Der Kiewer Bürgermeister Witali Klitschko warnte am Wochenende vor einem Zusammenbruch der Versorgung in der ukrainischen Hauptstadt. Für den Fall eines Totalausfalls von Strom-, Wärme- und Wasserversorgung sollten die Bürgerinnen und Bürger Vorräte anlegen und auch überlegen, zeitweise außerhalb der Stadt unterzukommen, sagte Klitschko im ukrainischen Fernsehen. Die Stadt wolle zudem 1.000 Wärmestuben einrichten.

Kiew dementiert Pläne für Evakuierung

Die Stadtverwaltung trat aber einem Bericht der „New York Times“ entgegen, die Überlegungen reichten bis zu einer Räumung der Stadt bei einem Blackout. „Das System des Zivilschutzes muss auf verschiedene Szenarien vorbereitet sein; aber das heißt nicht, dass wir eine Evakuierung vorbereiten“, teilte Roman Tkatschuk, verantwortlich für die Sicherheit der Stadt, am Sonntag mit.
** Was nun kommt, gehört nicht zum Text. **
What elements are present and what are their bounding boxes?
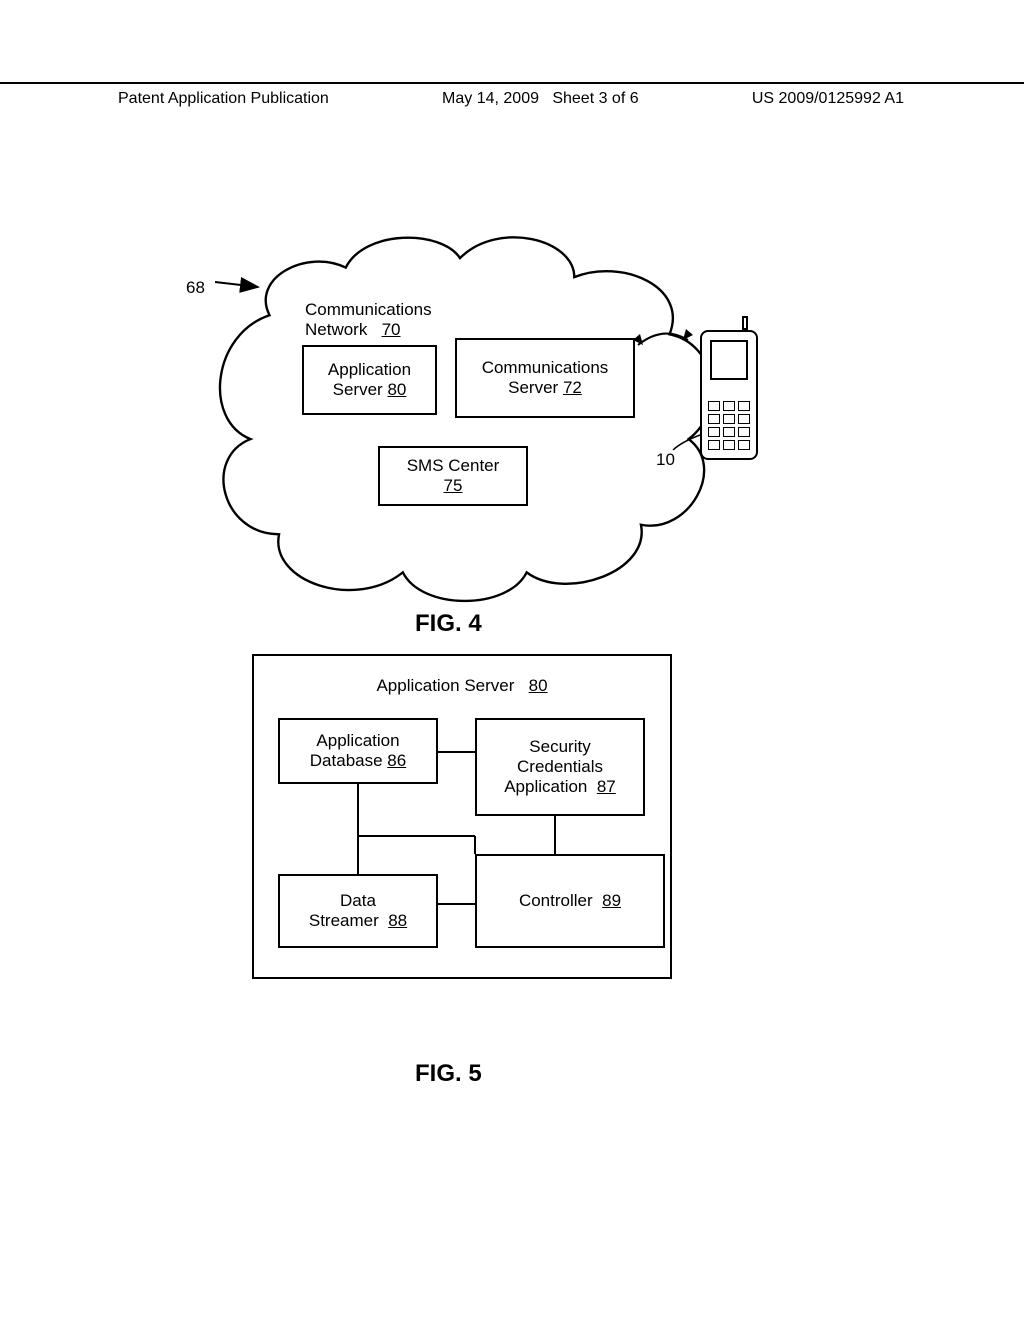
fig5-connectors — [0, 0, 1024, 1320]
fig5-label: FIG. 5 — [415, 1060, 482, 1088]
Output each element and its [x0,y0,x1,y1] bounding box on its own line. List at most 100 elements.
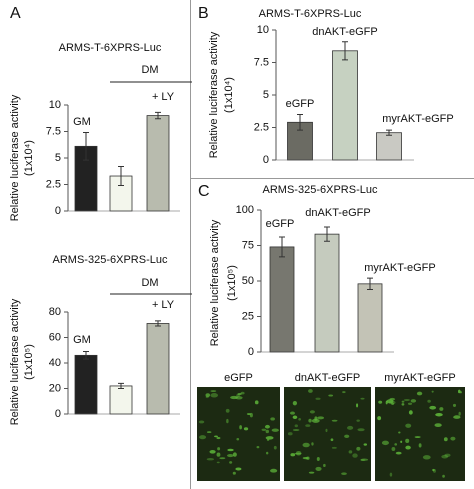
cell [243,427,249,431]
category-label: + LY [152,299,175,311]
y-tick-label: 2.5 [254,121,269,133]
cell [265,429,270,434]
panel-label: B [198,5,209,22]
cell [289,411,295,415]
micrograph [284,387,371,481]
error-bar [83,132,89,161]
y-tick-label: 0 [55,408,61,420]
cell [401,400,405,403]
y-tick-label: 0 [263,154,269,166]
y-tick-label: 0 [55,205,61,217]
cell [378,400,383,404]
cell [457,389,461,394]
cell [344,434,350,439]
cell [290,453,296,457]
bar [74,354,98,415]
cell [206,431,212,433]
cell [239,425,242,430]
cell [216,461,220,464]
cell [395,451,402,455]
cell [418,443,422,448]
cell [246,413,252,415]
cell [398,431,401,434]
cell [386,399,394,404]
cell [266,451,269,455]
y-tick-label: 10 [49,99,61,111]
cell [226,418,229,424]
y-tick-label: 0 [248,346,254,358]
cell [261,428,267,431]
cell [442,474,445,478]
y-tick-label: 10 [257,24,269,36]
cell [444,453,451,457]
cell [266,438,270,441]
cell [216,452,221,457]
cell [229,461,233,464]
chart-title: ARMS-325-6XPRS-Luc [53,254,168,266]
error-bar [118,382,124,389]
group-label: DM [141,64,158,76]
y-tick-label: 5 [263,89,269,101]
bar [332,50,358,161]
cell [227,448,234,452]
category-label: GM [73,116,91,128]
cell [330,438,334,442]
cell [316,457,320,462]
cell [348,450,353,454]
micrograph-label: dnAKT-eGFP [295,372,360,384]
cell [309,410,315,414]
cell [311,418,320,423]
cell [407,402,413,405]
error-bar [118,165,124,187]
cell [356,419,360,422]
cell [199,435,207,440]
y-tick-label: 75 [242,239,254,251]
cell [405,445,411,450]
micrograph-label: myrAKT-eGFP [384,372,456,384]
cell [427,399,431,403]
bar [376,132,402,161]
cell [230,395,238,400]
cell [235,467,242,471]
cell [298,418,301,421]
bar [314,233,340,353]
y-tick-label: 60 [49,331,61,343]
cell [357,428,365,432]
cell [237,392,242,396]
cell [429,405,437,410]
cell [232,452,237,457]
y-tick-label: 7.5 [46,125,61,137]
cell [205,395,209,399]
cell [381,440,389,446]
cell [416,391,423,396]
category-label: eGFP [266,218,295,230]
bar [269,246,295,353]
y-axis-label: Relative luciferase activity [209,219,221,346]
cell [450,436,456,441]
category-label: dnAKT-eGFP [312,26,377,38]
chart-title: ARMS-T-6XPRS-Luc [259,8,362,20]
error-bar [297,114,303,131]
cell [292,400,298,406]
cell [210,393,219,398]
y-tick-label: 20 [49,382,61,394]
y-axis-label: Relative luciferase activity [9,298,21,425]
cell [352,453,358,458]
cell [308,389,313,393]
cell [210,390,217,393]
cell [273,445,277,450]
cell [408,410,413,415]
cell [363,443,368,446]
cell [227,454,234,458]
cell [441,454,449,459]
cell [356,446,361,451]
category-label: GM [73,334,91,346]
cell [422,455,431,460]
y-tick-label: 100 [236,204,254,216]
cell [302,442,310,448]
error-bar [342,41,348,61]
bar [146,115,170,212]
error-bar [324,226,330,242]
cell [360,458,369,461]
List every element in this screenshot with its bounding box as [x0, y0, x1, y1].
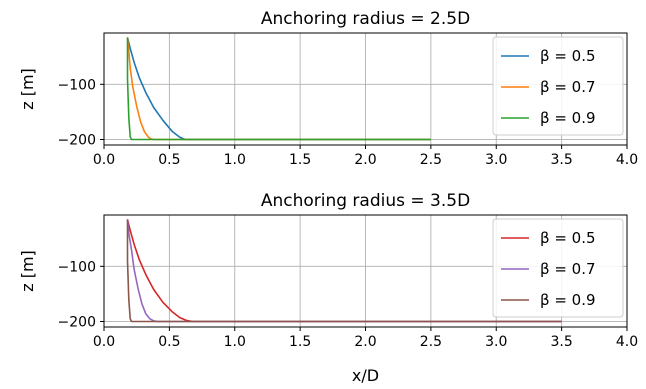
- ticks: 0.0 0.5 1.0 1.5 2.0 2.5 3.0 3.5 4.0 −100 −200: [58, 77, 639, 168]
- x-tick-label: 3.0: [485, 334, 507, 350]
- legend-label-2: β = 0.7: [540, 260, 596, 278]
- series-line-1: [126, 37, 431, 141]
- series-lines: [126, 37, 431, 141]
- x-axis-label: x/D: [352, 366, 379, 385]
- subplot-bottom: 0.0 0.5 1.0 1.5 2.0 2.5 3.0 3.5 4.0 −100 −200 Anch…: [18, 191, 638, 385]
- legend-label-2: β = 0.7: [540, 78, 596, 96]
- legend-label-1: β = 0.5: [540, 47, 596, 65]
- y-axis-label: z [m]: [18, 250, 37, 292]
- x-tick-label: 1.0: [224, 152, 246, 168]
- x-tick-label: 4.0: [616, 152, 638, 168]
- x-tick-label: 3.0: [485, 152, 507, 168]
- x-tick-label: 0.0: [93, 152, 115, 168]
- legend-label-3: β = 0.9: [540, 109, 596, 127]
- x-tick-label: 0.5: [158, 334, 180, 350]
- series-lines: [126, 219, 562, 323]
- chart-title: Anchoring radius = 3.5D: [261, 191, 470, 211]
- y-tick-label: −100: [58, 259, 96, 275]
- y-tick-label: −200: [58, 314, 96, 330]
- legend-label-3: β = 0.9: [540, 291, 596, 309]
- x-tick-label: 0.0: [93, 334, 115, 350]
- x-tick-label: 0.5: [158, 152, 180, 168]
- x-tick-label: 3.5: [550, 334, 572, 350]
- series-line-1: [126, 219, 562, 323]
- series-line-3: [126, 219, 562, 323]
- x-tick-label: 1.5: [289, 334, 311, 350]
- legend-label-1: β = 0.5: [540, 229, 596, 247]
- x-tick-label: 4.0: [616, 334, 638, 350]
- x-tick-label: 2.0: [354, 334, 376, 350]
- ticks: 0.0 0.5 1.0 1.5 2.0 2.5 3.0 3.5 4.0 −100 −200: [58, 259, 639, 350]
- y-tick-label: −100: [58, 77, 96, 93]
- x-tick-label: 2.5: [420, 152, 442, 168]
- legend: β = 0.5 β = 0.7 β = 0.9: [492, 218, 624, 318]
- legend-frame: [492, 36, 624, 136]
- chart-title: Anchoring radius = 2.5D: [261, 9, 470, 29]
- y-axis-label: z [m]: [18, 68, 37, 110]
- legend-frame: [492, 218, 624, 318]
- x-tick-label: 1.0: [224, 334, 246, 350]
- x-tick-label: 1.5: [289, 152, 311, 168]
- x-tick-label: 2.5: [420, 334, 442, 350]
- x-tick-label: 2.0: [354, 152, 376, 168]
- series-line-3: [126, 37, 431, 141]
- y-tick-label: −200: [58, 132, 96, 148]
- x-tick-label: 3.5: [550, 152, 572, 168]
- legend: β = 0.5 β = 0.7 β = 0.9: [492, 36, 624, 136]
- subplot-top: 0.0 0.5 1.0 1.5 2.0 2.5 3.0 3.5 4.0 −100 −200 Anch…: [18, 9, 638, 168]
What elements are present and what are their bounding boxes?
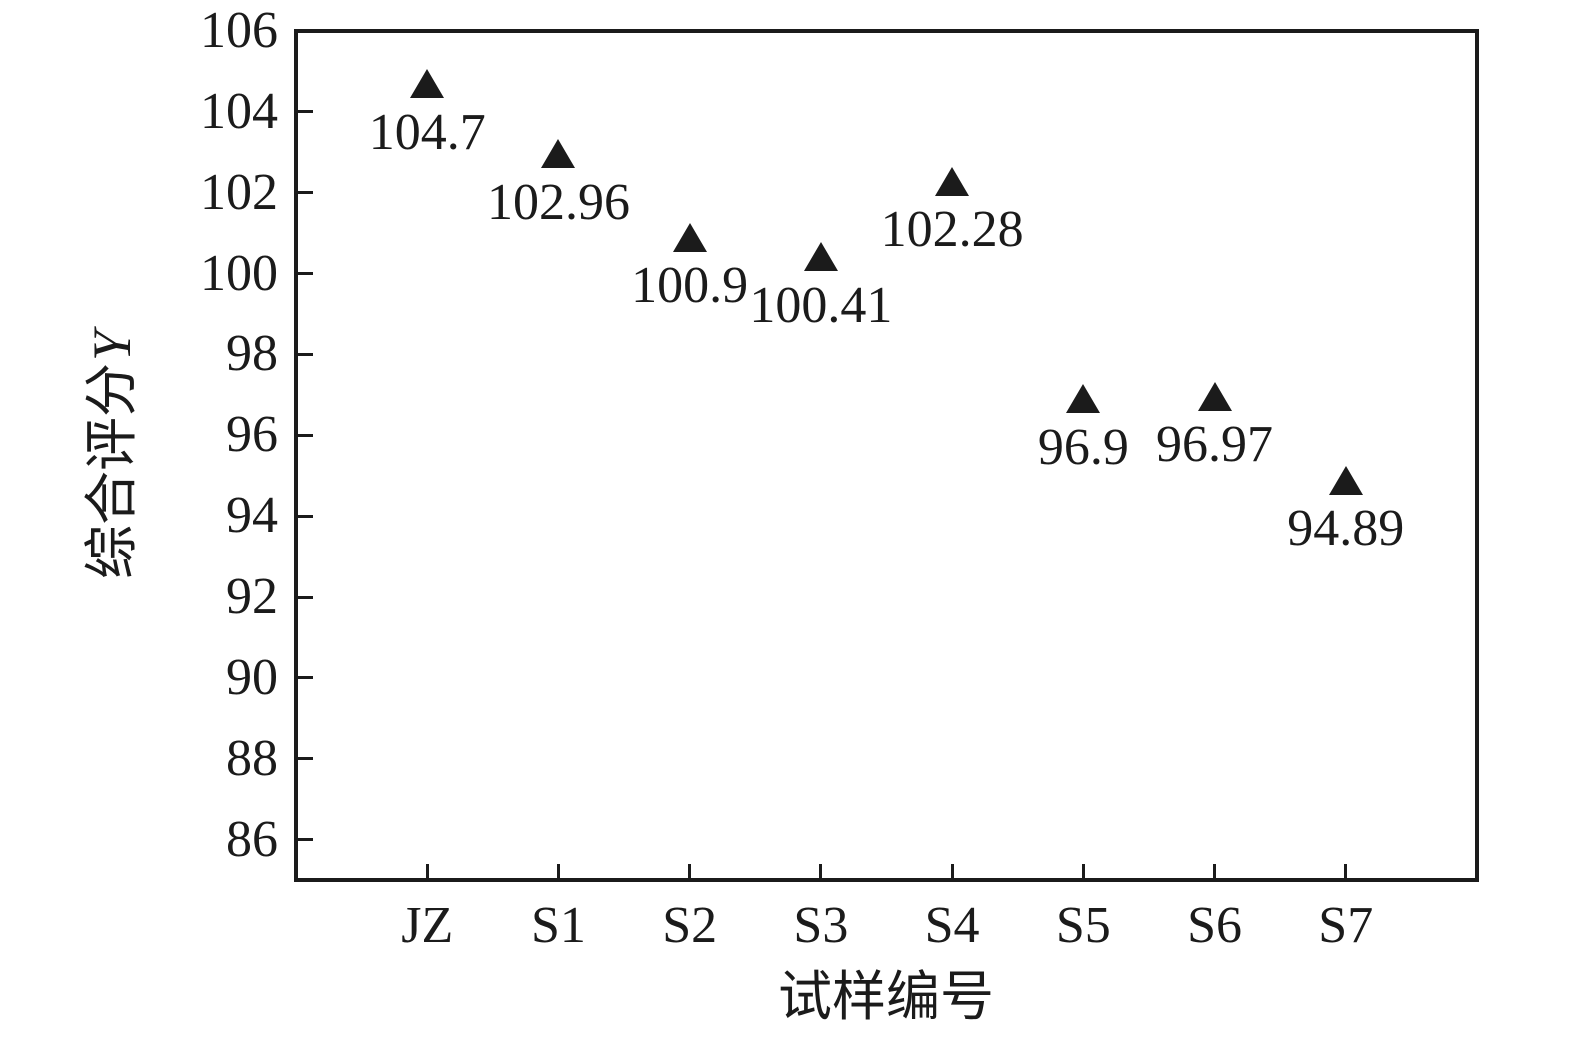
data-point-marker — [1328, 465, 1363, 495]
x-axis-title: 试样编号 — [778, 967, 994, 1027]
data-point-marker — [410, 69, 445, 99]
y-tick-label: 94 — [226, 487, 278, 545]
x-tick-label: S4 — [924, 897, 980, 954]
x-tick — [1213, 864, 1217, 878]
x-tick-label: S3 — [793, 897, 849, 954]
y-tick — [298, 514, 313, 518]
plot-area — [294, 29, 1479, 882]
y-tick-label: 88 — [226, 729, 278, 787]
data-point-label: 100.41 — [749, 276, 893, 334]
x-tick-label: S7 — [1318, 897, 1374, 954]
data-point-label: 104.7 — [368, 103, 486, 161]
y-tick-label: 98 — [226, 325, 278, 383]
x-tick-label: S5 — [1055, 897, 1111, 954]
data-point-marker — [935, 166, 970, 196]
y-axis-title-text: 综合评分 — [82, 363, 142, 580]
x-tick — [1344, 864, 1348, 878]
data-point-marker — [1066, 384, 1101, 414]
x-tick-label: S2 — [662, 897, 718, 954]
y-tick — [298, 838, 313, 842]
x-tick — [950, 864, 954, 878]
y-tick-label: 92 — [226, 568, 278, 625]
y-tick — [298, 676, 313, 680]
y-tick-label: 104 — [200, 82, 278, 140]
data-point-label: 96.97 — [1156, 416, 1274, 474]
y-tick-label: 90 — [226, 648, 278, 706]
y-tick — [298, 191, 313, 195]
data-point-marker — [541, 139, 576, 169]
y-tick-label: 100 — [200, 244, 278, 302]
y-tick — [298, 352, 313, 356]
x-tick — [425, 864, 429, 878]
data-point-label: 102.28 — [880, 201, 1024, 259]
y-tick — [298, 433, 313, 437]
y-axis-title-variable: Y — [82, 330, 142, 362]
x-tick-label: S1 — [530, 897, 586, 954]
y-axis-title: 综合评分Y — [82, 305, 142, 605]
y-tick-label: 102 — [200, 163, 278, 221]
data-point-label: 100.9 — [631, 257, 749, 315]
y-tick-label: 106 — [200, 2, 278, 59]
y-tick — [298, 757, 313, 761]
y-tick — [298, 110, 313, 114]
y-tick-label: 86 — [226, 810, 278, 868]
x-tick — [556, 864, 560, 878]
data-point-label: 94.89 — [1287, 500, 1405, 558]
data-point-label: 102.96 — [486, 173, 630, 231]
x-tick — [819, 864, 823, 878]
data-point-marker — [1197, 381, 1232, 411]
x-tick-label: JZ — [401, 897, 454, 954]
data-point-marker — [672, 222, 707, 252]
x-tick-label: S6 — [1187, 897, 1242, 954]
x-tick — [688, 864, 692, 878]
x-tick — [1081, 864, 1085, 878]
data-point-label: 96.9 — [1037, 418, 1129, 476]
y-tick — [298, 595, 313, 599]
y-tick-label: 96 — [226, 406, 278, 464]
data-point-marker — [803, 242, 838, 272]
y-tick — [298, 272, 313, 276]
Laut humanitärem Völkerrecht müssen eigentlich „alle möglichen Maßnahmen“ unternommen werden, um das Leben von Zivilisten sowie grundlegende Infrastruktur wie Kraftwerke oder Wasserversorgung zu schützen.

Weiter Angriffe in der Ukraine

Der US-Sicherheitsberater Jake Sullivan soll mit dem Kreml Gespräche zur Deeskalation der Lage in der Ukraine geführt haben. Unterdessen werden die Kämpfe in der Ukraine fortgesetzt. Russland verfolgt weiterhin sein Ziel, die Infrastruktur des Landes zu zerstören. In Donezk wurde die Zentrale der Eisenbahnverwaltung angegriffen, und in Saporischschja wurden viele Infrastrukturanlagen zerstört.

Selenskyj kritisiert Iran

Selenskyj kritisierte Teherans Waffenlieferungen an Russland als Beitrag zur Verlängerung des Kriegsgeschehens. „Der Iran unterstützt das terroristische Regime Russlands und hilft, den Krieg zu verlängern und daher auch die Bedrohungen für die Welt zu verlängern, die durch den russischen Angriffskrieg entstanden sind“, so Selenskyj am Sonntagabend.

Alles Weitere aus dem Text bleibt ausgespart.